Men’s rugby is the oldest sports club on campus, having taken the field for the first time almost five decades ago. Still, they’re relatively young compared to St. Mary’s rugby club, who have been around for more than 100 years.

This made UC Santa Cruz’s final game of the preseason against St. Mary’s on Jan. 25 all the more daunting, as the St. Mary’s team continuously improved over the years and are a true juggernaut in the world of college rugby.

St. Mary’s A-side are currently the second highest ranked club in the nation. The Slugs sent out A-side to take on St. Mary’s C-side, but unfortunately for the Slugs, a program as prestigious and talented as Saint Mary’s usually doesn’t suffer too steep a drop-off in talent between their A, B and C-side teams.

UCSC learned this the hard way, losing the game 53-10. However, the Slugs are no strangers to playing against powerhouse teams and proved they aren’t intimidated by any opponent.

“We’ve played other teams that are top in the nation,” said junior prop and team president Thomas Beeman. “At this point we’ve played Cal Poly three times and they were the best in California last year. A team’s status is never what fazes us.”

The Slugs came out of the gate looking strong, grabbing a 5-0 lead on a try scored by senior fullback Joe Johnson. UCSC was winning the possession battle through the first twenty minutes of the first half, but then things started to head south.

“It seemed like we had the ball for 18 of the first 20 minutes, then once we gave it up for a little longer than that, we were on our heels for the rest of the game,” Beeman said. “We have to be able to play the full 80 minutes.”

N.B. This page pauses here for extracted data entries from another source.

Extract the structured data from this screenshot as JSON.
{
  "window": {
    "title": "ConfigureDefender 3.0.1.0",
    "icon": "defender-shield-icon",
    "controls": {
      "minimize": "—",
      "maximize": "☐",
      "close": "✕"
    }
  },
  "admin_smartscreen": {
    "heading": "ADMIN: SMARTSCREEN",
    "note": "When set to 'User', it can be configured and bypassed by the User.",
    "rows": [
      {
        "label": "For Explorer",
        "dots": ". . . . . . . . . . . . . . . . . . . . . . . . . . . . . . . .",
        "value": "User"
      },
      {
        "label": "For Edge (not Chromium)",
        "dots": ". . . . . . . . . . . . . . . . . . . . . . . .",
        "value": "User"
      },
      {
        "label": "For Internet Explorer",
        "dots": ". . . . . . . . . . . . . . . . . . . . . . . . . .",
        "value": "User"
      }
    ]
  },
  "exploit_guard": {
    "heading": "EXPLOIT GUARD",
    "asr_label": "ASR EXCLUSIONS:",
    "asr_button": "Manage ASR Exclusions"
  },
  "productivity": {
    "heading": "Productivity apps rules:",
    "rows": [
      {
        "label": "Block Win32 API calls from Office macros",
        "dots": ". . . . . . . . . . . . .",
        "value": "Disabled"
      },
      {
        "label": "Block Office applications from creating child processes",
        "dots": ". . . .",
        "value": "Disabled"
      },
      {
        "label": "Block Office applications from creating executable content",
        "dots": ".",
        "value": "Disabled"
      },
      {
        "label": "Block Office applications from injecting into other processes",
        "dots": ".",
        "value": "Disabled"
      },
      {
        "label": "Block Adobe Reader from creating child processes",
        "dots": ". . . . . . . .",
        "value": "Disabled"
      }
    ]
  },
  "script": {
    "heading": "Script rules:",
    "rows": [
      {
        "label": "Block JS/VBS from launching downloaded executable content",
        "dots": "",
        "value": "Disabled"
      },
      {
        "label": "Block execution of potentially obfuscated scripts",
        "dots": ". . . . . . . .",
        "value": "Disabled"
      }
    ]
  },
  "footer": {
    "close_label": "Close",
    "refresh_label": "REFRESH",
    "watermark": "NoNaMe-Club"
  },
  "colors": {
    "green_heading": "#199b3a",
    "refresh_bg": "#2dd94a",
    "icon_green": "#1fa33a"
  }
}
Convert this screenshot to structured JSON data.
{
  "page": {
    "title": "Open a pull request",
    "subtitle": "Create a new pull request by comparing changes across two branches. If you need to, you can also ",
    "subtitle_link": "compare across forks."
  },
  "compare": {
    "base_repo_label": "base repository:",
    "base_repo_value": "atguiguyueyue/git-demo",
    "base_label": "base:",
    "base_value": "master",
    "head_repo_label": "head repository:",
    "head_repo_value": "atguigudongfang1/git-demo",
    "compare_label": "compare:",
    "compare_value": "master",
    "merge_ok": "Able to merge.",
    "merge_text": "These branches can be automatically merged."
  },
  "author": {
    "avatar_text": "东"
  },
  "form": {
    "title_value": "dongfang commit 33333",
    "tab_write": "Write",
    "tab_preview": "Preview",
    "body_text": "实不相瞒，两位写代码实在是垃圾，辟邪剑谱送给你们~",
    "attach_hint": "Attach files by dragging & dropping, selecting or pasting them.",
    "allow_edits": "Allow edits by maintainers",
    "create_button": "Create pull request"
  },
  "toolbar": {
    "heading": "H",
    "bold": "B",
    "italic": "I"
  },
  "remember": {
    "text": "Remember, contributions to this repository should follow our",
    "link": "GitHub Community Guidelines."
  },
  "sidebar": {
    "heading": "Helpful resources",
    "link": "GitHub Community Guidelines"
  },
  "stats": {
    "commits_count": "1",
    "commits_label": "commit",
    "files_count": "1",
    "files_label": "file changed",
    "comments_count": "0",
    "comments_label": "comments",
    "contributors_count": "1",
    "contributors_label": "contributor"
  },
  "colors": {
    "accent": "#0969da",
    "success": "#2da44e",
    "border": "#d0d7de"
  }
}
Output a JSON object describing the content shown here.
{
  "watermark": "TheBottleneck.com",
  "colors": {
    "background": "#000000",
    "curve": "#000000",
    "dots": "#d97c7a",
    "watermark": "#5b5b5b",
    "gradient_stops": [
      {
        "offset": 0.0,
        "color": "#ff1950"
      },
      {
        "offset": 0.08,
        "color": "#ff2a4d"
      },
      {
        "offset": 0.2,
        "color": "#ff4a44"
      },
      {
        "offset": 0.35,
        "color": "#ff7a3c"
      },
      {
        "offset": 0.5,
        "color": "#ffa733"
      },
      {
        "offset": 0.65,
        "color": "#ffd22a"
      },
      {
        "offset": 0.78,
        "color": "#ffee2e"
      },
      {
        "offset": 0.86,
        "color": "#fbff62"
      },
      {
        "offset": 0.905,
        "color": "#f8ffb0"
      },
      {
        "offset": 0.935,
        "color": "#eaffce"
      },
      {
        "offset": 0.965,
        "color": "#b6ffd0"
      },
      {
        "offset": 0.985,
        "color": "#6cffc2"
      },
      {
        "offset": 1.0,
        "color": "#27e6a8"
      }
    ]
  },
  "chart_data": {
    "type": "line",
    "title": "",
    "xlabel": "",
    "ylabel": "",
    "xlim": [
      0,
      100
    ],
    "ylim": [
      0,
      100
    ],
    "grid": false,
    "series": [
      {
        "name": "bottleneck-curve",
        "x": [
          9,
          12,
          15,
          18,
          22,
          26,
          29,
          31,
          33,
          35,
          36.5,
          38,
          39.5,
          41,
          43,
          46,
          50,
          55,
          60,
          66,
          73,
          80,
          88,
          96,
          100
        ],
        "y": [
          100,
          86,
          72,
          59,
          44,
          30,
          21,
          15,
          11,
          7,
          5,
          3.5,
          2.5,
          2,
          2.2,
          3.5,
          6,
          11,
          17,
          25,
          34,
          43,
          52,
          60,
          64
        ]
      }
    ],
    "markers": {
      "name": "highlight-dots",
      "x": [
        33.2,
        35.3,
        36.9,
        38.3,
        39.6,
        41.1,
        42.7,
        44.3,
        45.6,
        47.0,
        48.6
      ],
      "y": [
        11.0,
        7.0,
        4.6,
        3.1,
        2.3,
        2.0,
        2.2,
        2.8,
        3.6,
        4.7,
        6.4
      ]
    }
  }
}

After it was over, head coach Robby Bellue looked to draw from the positives shown during the initial segment of the game.

“For the first 20 minutes we hung with St. Mary’s, and St. Mary’s has a storied program,” Bellue said. “They’ve been playing rugby for well over 100 years. We came to win, I won’t lie, but if the boys leave it on the field and give it 100 percent there’s no shame in that as well.”

On the other hand, he knew his team was still capable of a higher level of play.

“We lost heart,” Bellue said. “There’s a lot of things you talk about with winning in rugby — it’s tactical, it’s behavioral, but really, it’s about heart. It’s not easy to run at someone or tackle someone at full speed but you have to do it.

It’s not easy. Rugby is an incredibly physical game. It’s played in two 40-minute halves and the running and tackling practically never cease. Unlike American football, after a tackle is made no whistle is blown. Bodies continue to pound into one another until one of the teams comes up with the ball and attempts to keep moving it downfield. On top of that, they play with no pads or helmets.

Amid all this apparent chaos, rugby is also a very well-coordinated and finely orchestrated sport, which is a thing of beauty to watch when every player is in sync with one another.

“It’s a consummate team sport,” said the team’s other head coach Jeremy Sanford. “You need 15 guys playing as one. It’s the opposite of what our society is about today, which is all ego and superstars. Here, if you don’t concentrate on your teammates, you lose the ball, you get injured and you can get beaten severely.”

Sanford said this year’s team can be very clinical and sharp at times, but they haven’t found their true character yet. The team is very young after losing a great deal of seniors last season and new guys are having to step into leadership roles.

However, Sanford saw flashes of excellence during the preseason, highlighting his team’s sky-high potential. He recalled a win over UC Davis earlier in the fall where his team played with great poise and fortitude, and believes they will be able to find that mode of play again once the regular season begins.

The Slugs won’t have to wait long for a chance to prove themselves as their first game of the regular season takes place this Saturday at home against a very strong Stanford team.

“Our team’s goal is always to finish first in the league,” said junior prop and team president Thomas Beeman. “Last year we finished second. Luckily, Stanford will be one of the hardest games of the year, if not the hardest. That should dictate how we’ll do for the rest of the season.”

Beeman and the rest of the team look forward to the challenge.